Tuesday, December 7, 2010

Obama Warns of "Sputnik Moment"


President Obama in North Carolina yesterday. Photo source: Winston-Salem Journal.

From The December 7 Winston-Salem Journal:

President Obama called yesterday for a new "Sputnik moment" that will re-establish the United States as the global leader in education, innovation and infrastructure ...

The heart of the speech focused on how America can reshape itself to meet the needs of a new economy, much as it did in 1957 when the Soviet Union launched the Earth-orbiting satellite known as Sputnik.

The Soviets' innovation was a surprise, and ultimately served as a wakeup call that galvanized the nation. The result was a pioneering space program that put the first man on the moon.

"So 50 years later, our generation’s Sputnik moment is back. This is our moment,” said Obama, standing in front of blue backdrop before a gymnasium crammed with students and faculty from Forsyth Tech. "If the recession has taught us anything, it's that we cannot go back to an economy that's driven by way too much spending, too much borrowing, running up credit cards, taking out a lot of home equity loans . . . We've got to rebuild on a new and stronger foundation for economic growth."


I wrote in earlier posts about my volunteering as a docent at the Air Force Space & Museum at Cape Canaveral Air Force Station. I've been doing a lot of reading about the "Sputnik" era, and found that as with many myths about our history, it isn't quite what we're led to believe today.

It all began in 1952 when the International Council of Scientific Unions proposed a comprehensive series of global geophysical activities to span the period of July 1957 through December 1958, which coincided with the high point of an eleven-year cycle of sunspot activity. It would be known as the International Geophysical Year (IGY). Many nations agreed to participate. The United States and the Soviet Union said in 1955 they would launch satellites, an unprecdented event.

A "satellite" is simply an object placed in orbit by human endeavor. The key word is "orbit." That's something no one had done in the early 1950s.

Neither the U.S. or U.S.S.R. had a civilian rocket program. All rockets were military. Although the IGY was peaceful, there was no getting around the use of the military to deliver a satellite into orbit. That was why the ability to do so was considered a military threat, although the satellite itself was entirely harmless.

While the United States proceeded with a program called Project Vanguard, the Soviets apparently kept their progress secret. Russian ham radio magazines discussed how to monitor transmissions from a satellite, but didn't mention a specific object. Sputnik was designed to emit a signal that could be monitored by amateur radio enthusiasts around the world. Their intent was to prove that the Soviet Union had indeed launched a satellite — but it didn't do much more than that.
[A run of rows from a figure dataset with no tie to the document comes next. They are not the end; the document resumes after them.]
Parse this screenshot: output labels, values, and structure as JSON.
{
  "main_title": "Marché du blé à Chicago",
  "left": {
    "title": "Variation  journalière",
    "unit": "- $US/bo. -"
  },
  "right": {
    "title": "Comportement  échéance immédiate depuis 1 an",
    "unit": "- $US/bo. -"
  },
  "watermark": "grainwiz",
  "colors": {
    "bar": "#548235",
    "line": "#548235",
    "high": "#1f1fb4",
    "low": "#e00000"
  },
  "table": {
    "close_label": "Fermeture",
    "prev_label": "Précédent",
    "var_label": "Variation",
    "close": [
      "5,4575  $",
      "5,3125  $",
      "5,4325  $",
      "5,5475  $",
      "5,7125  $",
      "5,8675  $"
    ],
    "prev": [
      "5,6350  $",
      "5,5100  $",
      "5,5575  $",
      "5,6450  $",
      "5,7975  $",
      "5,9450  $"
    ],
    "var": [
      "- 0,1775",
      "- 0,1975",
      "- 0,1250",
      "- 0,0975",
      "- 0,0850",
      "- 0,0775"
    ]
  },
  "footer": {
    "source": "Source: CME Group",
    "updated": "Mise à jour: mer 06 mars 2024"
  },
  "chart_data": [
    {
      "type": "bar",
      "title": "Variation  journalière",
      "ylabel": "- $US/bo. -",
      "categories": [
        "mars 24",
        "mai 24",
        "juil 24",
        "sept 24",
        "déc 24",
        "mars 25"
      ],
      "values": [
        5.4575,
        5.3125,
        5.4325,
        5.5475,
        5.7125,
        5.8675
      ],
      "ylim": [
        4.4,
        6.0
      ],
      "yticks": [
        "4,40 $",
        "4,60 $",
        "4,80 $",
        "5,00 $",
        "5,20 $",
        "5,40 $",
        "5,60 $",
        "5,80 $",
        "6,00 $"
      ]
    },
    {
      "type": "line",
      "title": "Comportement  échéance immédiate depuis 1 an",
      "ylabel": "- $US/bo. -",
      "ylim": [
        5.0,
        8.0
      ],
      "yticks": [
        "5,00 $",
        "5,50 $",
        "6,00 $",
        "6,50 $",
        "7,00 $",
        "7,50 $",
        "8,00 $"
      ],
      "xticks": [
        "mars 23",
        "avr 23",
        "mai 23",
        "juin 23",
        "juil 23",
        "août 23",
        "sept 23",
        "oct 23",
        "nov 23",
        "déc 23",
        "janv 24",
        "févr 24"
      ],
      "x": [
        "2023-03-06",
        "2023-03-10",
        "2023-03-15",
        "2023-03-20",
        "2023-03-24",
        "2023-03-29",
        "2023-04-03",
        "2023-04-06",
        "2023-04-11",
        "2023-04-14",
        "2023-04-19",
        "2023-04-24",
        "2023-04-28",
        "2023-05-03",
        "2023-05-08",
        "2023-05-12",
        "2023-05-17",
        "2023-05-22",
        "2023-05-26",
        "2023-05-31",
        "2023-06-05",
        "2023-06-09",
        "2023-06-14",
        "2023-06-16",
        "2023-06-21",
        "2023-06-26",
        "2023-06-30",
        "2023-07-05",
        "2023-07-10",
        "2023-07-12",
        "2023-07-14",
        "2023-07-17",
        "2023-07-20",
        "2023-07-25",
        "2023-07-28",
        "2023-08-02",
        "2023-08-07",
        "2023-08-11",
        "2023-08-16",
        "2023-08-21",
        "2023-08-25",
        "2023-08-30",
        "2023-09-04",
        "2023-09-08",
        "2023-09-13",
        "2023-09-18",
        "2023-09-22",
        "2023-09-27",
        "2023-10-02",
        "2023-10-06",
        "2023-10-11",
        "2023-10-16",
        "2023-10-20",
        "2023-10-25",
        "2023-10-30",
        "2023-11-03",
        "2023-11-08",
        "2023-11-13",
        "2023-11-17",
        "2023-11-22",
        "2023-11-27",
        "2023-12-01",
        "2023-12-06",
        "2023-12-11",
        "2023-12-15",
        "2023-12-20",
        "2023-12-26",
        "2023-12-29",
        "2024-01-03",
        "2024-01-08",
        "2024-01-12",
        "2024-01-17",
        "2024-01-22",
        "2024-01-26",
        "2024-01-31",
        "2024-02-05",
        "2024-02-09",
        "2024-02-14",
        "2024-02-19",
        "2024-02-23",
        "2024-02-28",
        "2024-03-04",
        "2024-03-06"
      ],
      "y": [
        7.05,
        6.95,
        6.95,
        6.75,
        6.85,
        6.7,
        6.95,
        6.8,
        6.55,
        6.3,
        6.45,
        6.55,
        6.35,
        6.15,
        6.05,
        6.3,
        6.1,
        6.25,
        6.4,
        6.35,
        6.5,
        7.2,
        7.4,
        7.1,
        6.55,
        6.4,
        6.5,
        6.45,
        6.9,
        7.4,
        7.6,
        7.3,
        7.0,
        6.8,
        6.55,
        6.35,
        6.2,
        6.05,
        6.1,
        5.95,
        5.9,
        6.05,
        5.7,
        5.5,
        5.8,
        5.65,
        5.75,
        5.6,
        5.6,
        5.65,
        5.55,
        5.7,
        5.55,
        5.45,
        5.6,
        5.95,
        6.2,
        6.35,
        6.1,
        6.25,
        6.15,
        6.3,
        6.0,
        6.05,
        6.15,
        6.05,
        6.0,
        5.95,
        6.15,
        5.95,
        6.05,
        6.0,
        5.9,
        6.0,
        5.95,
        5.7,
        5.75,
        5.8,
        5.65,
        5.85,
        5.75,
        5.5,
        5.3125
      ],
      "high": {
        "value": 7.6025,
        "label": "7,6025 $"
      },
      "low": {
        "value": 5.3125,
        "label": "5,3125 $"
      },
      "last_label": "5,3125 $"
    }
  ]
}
The Soviet government, according to multiple articles, was rather shocked by the overreaction in the West. According to the NASA history web site:

A month later, on November 3, 1957, the Soviets launched Sputnik II, a half-ton satellite that carried a female dog, Laika, into orbit. Although Sputnik I shocked and irritated Americans, it did not particularly frighten them. Assured by the President and the media, they believed a U.S. satellite would have been first if Eisenhower had permitted the use of classified military rockets. Annoyed that the Soviets were "first into space," they were still confident that U.S. technology was far ahead of that of the USSR.

Sputnik II, however, shocked everyone. It weighed more than 1000 pounds and carried a dog. Neither of the big rockets under development, the Atlas or the Titan, could orbit 1000-pound payload. Highly classified reconnaissance satellites, with reentry capsules to recover their film, were under development, but the United States had not started to develop a spacecraft with a life support system. Most aerospace engineers regarded Laika's flight as a precursor to manned flight. Clearly, the USSR had demonstrated that it was ahead of the United States in manned space flight and in the size of satellites that it could place in orbit.


What would be the equivalent of a "Sputnik moment" in today's world?

Hard to say. The nations of the world are too interrelated today, and with spy satellites in orbit it's hard to hide any significant technological achievement.

To justify the all-but-dead Constellation Moon program, some have claimed China is sending humans to the Moon. No such program exists; they've talked about it, they have a study, but that's about it. All indications are that China is more interested in a space station in the early 2020s, although they might send robotic craft to the Moon to retrieve samples.

But that's something we did more than forty years ago.

If Chinese taikonauts walk on the Moon sometime around 2025, it will be more than fifty years after the United States did it. If the Chinese bring back Moon rocks, they can be displayed in museums next to those brought back by the Apollo astronauts a half-century ago.

So will a human Chinese Moon mission be the next "Sputnik moment"? It seems unlikely to me.

1 comment:

  1. I started writing a comment, but I turned it into a blog post.